Report: Minn. 'Needs Improvement' Funding State Retirement Plans
Minnesota is short by billions of dollars when it comes to funding those state retirement plans so many depend on. That's the finding of a new report released this week that says Minnesota 'needs improvement.'
Thousands of Minnesotans who've worked in the public sector on road construction, teaching in classrooms, as firefighters or other capacities rely on pensions for retirement funding.
A new report by the "Pew Center" called The Widening Gap shows Minnesota now owes retirees nearly $59 million.
It also shows the state is $13 billion in short setting aside money to pay retirees.
One of Minnesota's leading experts on public employee pensions says he generally agrees with the central theme of the report, in that Minnesota does need to improve how it funds pensions, but he also says no retirees are in danger of losing their retirement money.

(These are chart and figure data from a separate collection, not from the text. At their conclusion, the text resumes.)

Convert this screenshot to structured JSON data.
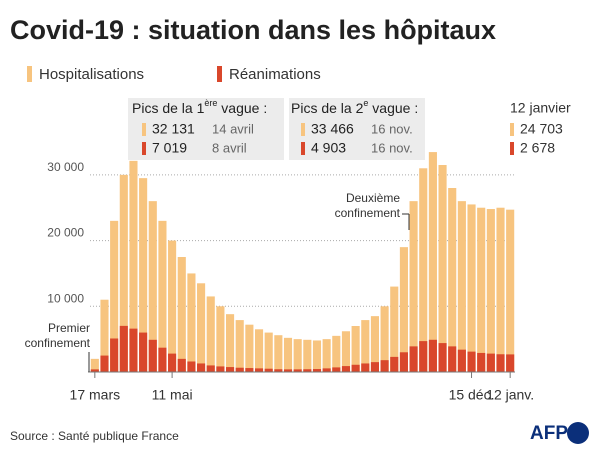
{
  "chart_data": {
    "type": "bar",
    "title": "Covid-19 : situation dans les hôpitaux",
    "source": "Source : Santé publique France",
    "logo": "AFP",
    "categories": [
      "17 mars",
      null,
      null,
      null,
      null,
      null,
      null,
      null,
      "11 mai",
      null,
      null,
      null,
      null,
      null,
      null,
      null,
      null,
      null,
      null,
      null,
      null,
      null,
      null,
      null,
      null,
      null,
      null,
      null,
      null,
      null,
      null,
      null,
      null,
      null,
      null,
      null,
      null,
      null,
      null,
      "15 déc.",
      null,
      null,
      null,
      "12 janv."
    ],
    "series": [
      {
        "name": "Hospitalisations",
        "color": "#f7c47f",
        "values": [
          2000,
          11000,
          23000,
          30000,
          32131,
          29500,
          26000,
          23000,
          20000,
          17500,
          15000,
          13500,
          11500,
          10000,
          8800,
          7900,
          7200,
          6500,
          6000,
          5600,
          5200,
          5000,
          4900,
          4800,
          5000,
          5500,
          6200,
          7000,
          7900,
          8500,
          10000,
          13000,
          19000,
          26000,
          31000,
          33466,
          31500,
          28000,
          26000,
          25500,
          25000,
          24800,
          25000,
          24703
        ],
        "value_labels": [
          null,
          null,
          null,
          null,
          "32 131",
          null,
          null,
          null,
          null,
          null,
          null,
          null,
          null,
          null,
          null,
          null,
          null,
          null,
          null,
          null,
          null,
          null,
          null,
          null,
          null,
          null,
          null,
          null,
          null,
          null,
          null,
          null,
          null,
          null,
          null,
          "33 466",
          null,
          null,
          null,
          null,
          null,
          null,
          null,
          "24 703"
        ]
      },
      {
        "name": "Réanimations",
        "color": "#d9472b",
        "values": [
          400,
          2500,
          5100,
          7019,
          6600,
          6000,
          4900,
          3700,
          2800,
          2000,
          1600,
          1300,
          1000,
          850,
          750,
          650,
          600,
          550,
          500,
          420,
          400,
          400,
          420,
          450,
          550,
          700,
          900,
          1100,
          1300,
          1500,
          1800,
          2300,
          3000,
          3900,
          4700,
          4903,
          4400,
          3900,
          3400,
          3100,
          2900,
          2800,
          2700,
          2678
        ],
        "value_labels": [
          null,
          null,
          null,
          "7 019",
          null,
          null,
          null,
          null,
          null,
          null,
          null,
          null,
          null,
          null,
          null,
          null,
          null,
          null,
          null,
          null,
          null,
          null,
          null,
          null,
          null,
          null,
          null,
          null,
          null,
          null,
          null,
          null,
          null,
          null,
          null,
          "4 903",
          null,
          null,
          null,
          null,
          null,
          null,
          null,
          "2 678"
        ]
      }
    ],
    "ylim": [
      0,
      35000
    ],
    "yticks": [
      {
        "value": 10000,
        "label": "10 000"
      },
      {
        "value": 20000,
        "label": "20 000"
      },
      {
        "value": 30000,
        "label": "30 000"
      }
    ],
    "grid": true,
    "annotations": {
      "first_wave": {
        "title": [
          "Pics de la 1",
          "ère",
          " vague :"
        ],
        "dates": [
          "14 avril",
          "8 avril"
        ]
      },
      "second_wave": {
        "title": [
          "Pics de la 2",
          "e",
          " vague :"
        ],
        "dates": [
          "16 nov.",
          "16 nov."
        ]
      },
      "latest": "12 janvier",
      "lockdown1": [
        "Premier",
        "confinement"
      ],
      "lockdown2": [
        "Deuxième",
        "confinement"
      ]
    }
  }
}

Larry Martin, Executive Director of the Legislative Commission on Pensions and Retirement says he would agree that Minnesota needs improvement in the sense that we just came out of the big recession. He says our assets went down considerably.
Overall, states are $1.3 trillion short funding pensions. Eleven are considered "solid performers." Seven, including Minnesota, "need improvement." 32 states have "serious concerns."
Martin says in 2010 the Minnesota legislature increased employee and employer contributions and trimmed future benefit increases.
He says there's no reason that there's any belief that there's going to be imminent default or that pensions will not be ultimately paid. But he says that assumes there isn't another major recession.